Мы видели, как утопия начиналась со «Страны Кокейн» — мечты серва о мире покоя, досуга и изобилия, и мы смогли проследить, как сон о Кокейне превратился в скрытую, почти тайную традицию, тогда как главный поток утопической мысли устремился по иным каналам. Великие литературные утопии были созданием ученых или философов, а нередко педантов, и если они и отражают историческое развитие, то только косвенно и представляют в искаженном виде борьбу и надежды народа. В Моррисе оба течения снова сливаются, и не только потому, что он был гениальным человеком, но и потому, что он посредством своего воображения и разума познал философию рабочего класса.
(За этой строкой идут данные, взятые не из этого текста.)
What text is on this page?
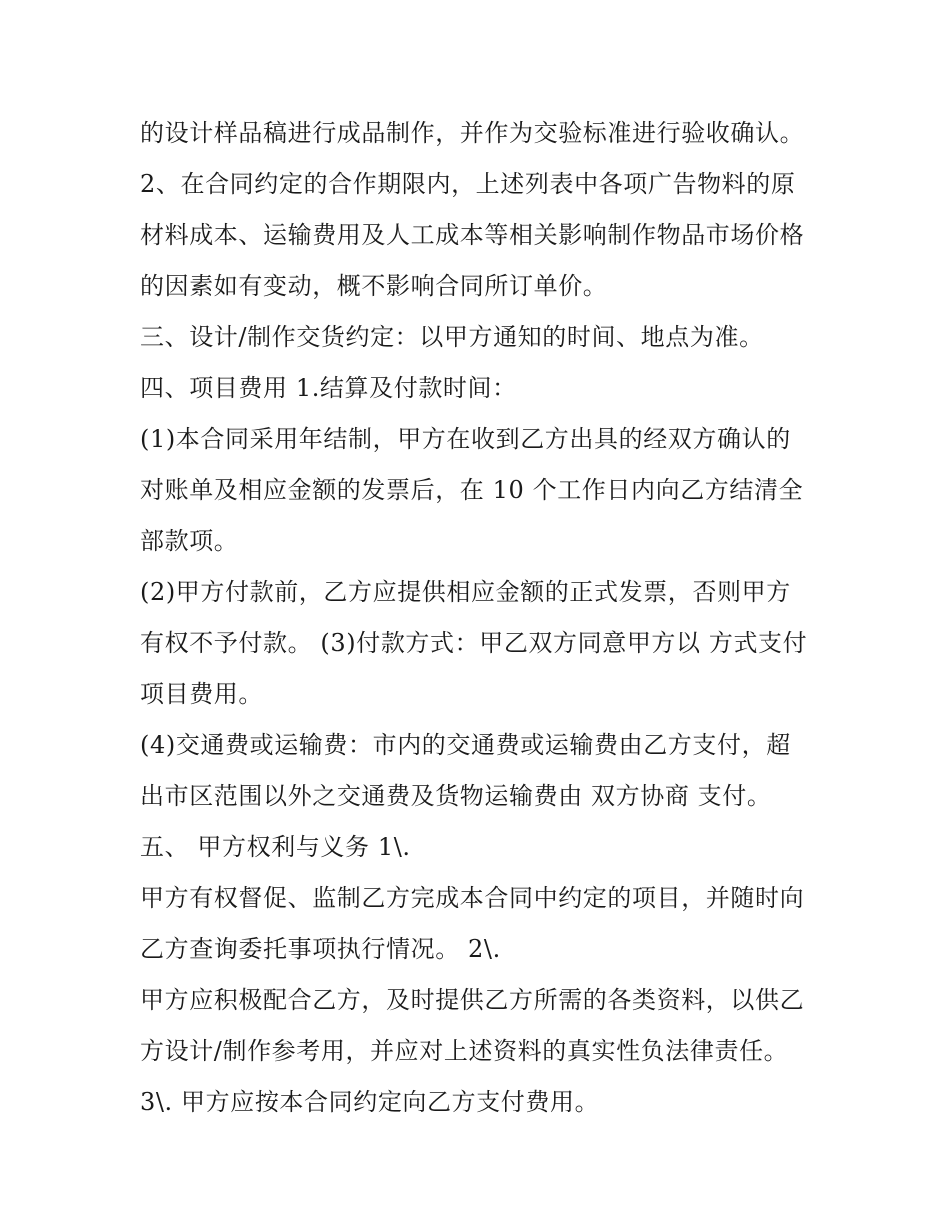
的设计样品稿进行成品制作，并作为交验标准进行验收确认。
2、在合同约定的合作期限内，上述列表中各项广告物料的原
材料成本、运输费用及人工成本等相关影响制作物品市场价格
的因素如有变动，概不影响合同所订单价。
三、设计/制作交货约定：以甲方通知的时间、地点为准。
四、项目费用 1.结算及付款时间：
(1)本合同采用年结制，甲方在收到乙方出具的经双方确认的
对账单及相应金额的发票后，在 10 个工作日内向乙方结清全
部款项。
(2)甲方付款前，乙方应提供相应金额的正式发票，否则甲方
有权不予付款。 (3)付款方式：甲乙双方同意甲方以 方式支付
项目费用。
(4)交通费或运输费：市内的交通费或运输费由乙方支付，超
出市区范围以外之交通费及货物运输费由 双方协商 支付。
五、 甲方权利与义务 1\.
甲方有权督促、监制乙方完成本合同中约定的项目，并随时向
乙方查询委托事项执行情况。 2\.
甲方应积极配合乙方，及时提供乙方所需的各类资料，以供乙
方设计/制作参考用，并应对上述资料的真实性负法律责任。
3\. 甲方应按本合同约定向乙方支付费用。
Это можно иллюстрировать небольшим примером.

Надменные критики порицали Морриса за то, что во все время его путешествия в будущее светит солнце, «тогда как, — говорят они, — мы хорошо знаем, что в Англии постоянно идет дождь и так будет продолжаться при любой социальной системе». Такая критика возможна только потому, что авторы ее забывают, что Англия в «Вестях ниоткуда» — это страна Кокейн, а в Кокейне возможно иметь ту погоду, какую пожелаешь. Безвестные поэты, создававшие многочисленные варианты Кокейна, символически выражали мысль, что человек сделается господином всего окружающего, вместо того, что бы быть его рабом. И Моррис, отождествивший себя с ними, пользуется, совершенно естественно и, может быть, бессознательно, тем же древним символом, чтобы выразить одну из важнейших истин социализма.

Этот синтез самой древней мудрости с самой современной, ума — с воображением, революционной борьбы — с простой любовью к земле и придает «Вестям ниоткуда» их исключительную литературную ценность. Это единственная утопия, которая от начала до конца читается с большим волнением, Мор может тронуть нас своим описанием огораживаний, но не своей Утопией. Свифт может заставить нас разделить его гнев и соболезновать его страданиям, но мы не могли бы выдержать жизни его гуингнгмов; за Моррисом мы можем следовать повсюду. Нам понятны волнение и удивление, испытываемые при пробуждении в преобразившемся Лондоне, радость и простота новой жизни в нем, напряженность и бурность революционных лет, слава Англии, спасенной и очищенной от грязи и унижения капитализма.